Good lord, I hated school. This thought came to me courtesy of a younger friend posting about how irritated she is about her kid’s summer “homework.” I know there are solid arguments out there for a year-round school year (maybe especially in areas where kids need school to, you know, eat), but we don’t have that, and there are even more arguments about the importance of kids having down time. Big chunks of it. Of course, so much of education in this country is based, relentlessly, on bad info, increasing corporatization, criminal underfunding, and uncountable practices that have no basis in the actual needs of actual human children. Some of that long list is why I hated school. I also hated it because no one knew I had ADD, so every teacher and both my parents just thought my inability to remember that I had homework, let alone focus on it or remember to hand it in—it was just some sort of un-nameable character flaw on my part. Also, homework was BORING.
Practically every teacher I ever had shook his/her head sadly and said some version of “You’re so bright…if you’d only apply yourself…” Aside from this phrase (still in heavy use, I suspect) turning my “gifts” into a club to beat me senseless with, it also taught me a very valuable lesson: Adults LIE. I used to feel very sad and angry about the extent to which I loathed school—kind of pathetically so–until recently.
My earliest memory of school is of the taste of Ritz crackers and tomato soup.
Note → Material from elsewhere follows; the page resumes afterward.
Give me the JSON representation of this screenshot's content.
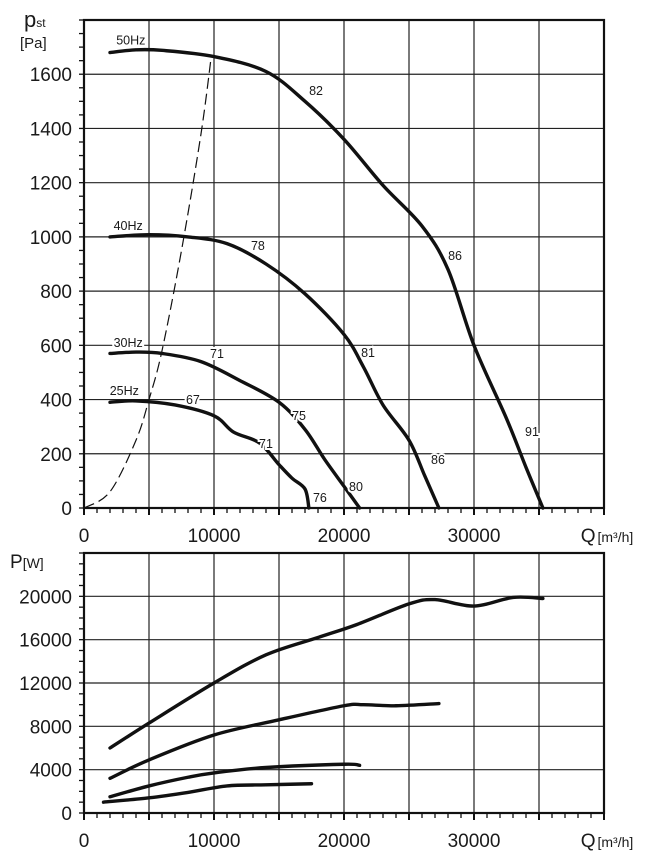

My second earliest is of sitting in the back of the classroom (where I could sit because I was such a “good” girl—something I’m hoping to fully get over before I shuffle off this mortal coil…) so BORED I cried. Specifically bored into anguish by “Dick & Jane” readers. I do not understand the weird nostalgia for those torture devices. My third memory is of getting fewer Valentines than other kids—not sure what that was about—I hadn’t gotten weird or fat yet in first grade. I don’t remember feeling especially bad about it, just befuddled.
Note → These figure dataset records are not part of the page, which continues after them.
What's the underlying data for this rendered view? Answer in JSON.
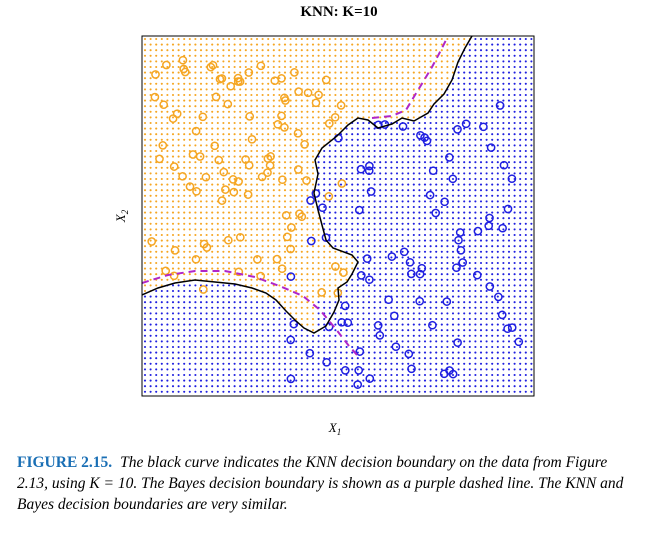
{
  "chart_data": {
    "type": "scatter",
    "title": "KNN: K=10",
    "xlabel": "X1",
    "ylabel": "X2",
    "colors": {
      "orange": "#F5A623",
      "blue": "#1F1FE0",
      "knn_boundary": "#000000",
      "bayes_boundary": "#B026C8"
    },
    "series": [
      {
        "color": "orange",
        "marker": "open-circle"
      },
      {
        "color": "blue",
        "marker": "open-circle"
      }
    ],
    "background_grid": "dotted class regions (orange upper-left, blue lower-right)",
    "lines": [
      {
        "style": "solid",
        "color": "black"
      },
      {
        "style": "dashed",
        "color": "purple"
      }
    ]
  },
  "caption": {
    "label": "FIGURE 2.15.",
    "text": "The black curve indicates the KNN decision boundary on the data from Figure 2.13, using K = 10. The Bayes decision boundary is shown as a purple dashed line. The KNN and Bayes decision boundaries are very similar."
  }
}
Even in the years when I had good/great teachers, I loathed school. It was, for me, a criminal distraction from reading and drawing and making things, and looking at fashion magazines. It was where I failed, every day, in some significant respect. I was too something—too slow with Math, too fast with words, too big, too loud, too arty, too bad at gym, too quiet, and way too mouthy for a girl, even as I was awfully busy being a good girl. Sometimes I’m amazed that I didn’t simply explode from my own paradoxes.
So now I have a Ph. D. and am a teacher. I tell my students that college is the first place I ever felt normal, so I arranged to stay. I’m not joking about that. I also try very hard not to lie to them.
All of which is to say that I think it’s probably criminal to give kids homework for the summer (except for reading lists, which I know can be troublesome, but which have some actual purpose). And it’s another example of how adults mess with kids—you have the summer off, oh, wait, except you don’t. Pick one, people. Don’t write “Excellence is our expectation.” over the door of your high school and then change principals yearly and run an inhumane swamp. Don’t tell kids that what’s in their text books is the last word, or even the most accurate word. Don’t bloody tell kids that they’ll regret never taking trigonometry (not for a nanosecond, though I am sad about not getting to take more algebra).
Don’t tell them they have to graduate from high school to go to college—there are options. Don’t tell them college will fix EVERYTHING. Don’t tell them they have to graduate from college to go to grad school. I know that last one is fact because I ignored requirements at two colleges (Why I loved college: I took stuff I cared about, from professors who cared about teaching and ignored course I knew would torture me.), never graduated and went off to graduate school without even really figuring it out. And don’t tell them that folks who haven’t earned authority deserve respect. That one can cause real problems—it’s tough enough being 14 without having to live with the fact that a third of the teachers and more than half the administrators in your school are, at best, incompetent. But I remain convinced that it’s better to grow up questioning authority than blindly respecting (isn’t that an oxymoron?) it.
Hated/feared/despised school. But I learned early what mattered to me and what didn’t. I learned not to trust adults. I learned to tell which adults were actually paying attention to me and which weren’t. I learned that the world is too often made of lies. Along the way, Ms. Galloway taught me to read T. S. Eliot and Mrs. Harker taught me to read Faulkner and Shakespeare, and Mr. Prillman taught me to stop claiming to be “lazy” in order to excuse my lack of focus, and even though I nearly flunked the science exam, he read it to the class because the answers were so off-beat—and that kind of made getting things wrong feel right.
College (especially, bless its beating heart, Mount Holyoke) taught me a zillion things, among them that it was just damn fine for a woman to use big words, and that there were people who could actually develop romantic feelings for non-traditionally brainy humans—that me being me was sufficiently functional, perfectly do-able.
Not sure exactly how summer homework connects to all that, but I have faith that it does. Because along the way, I have learned to trust that connections will emerge.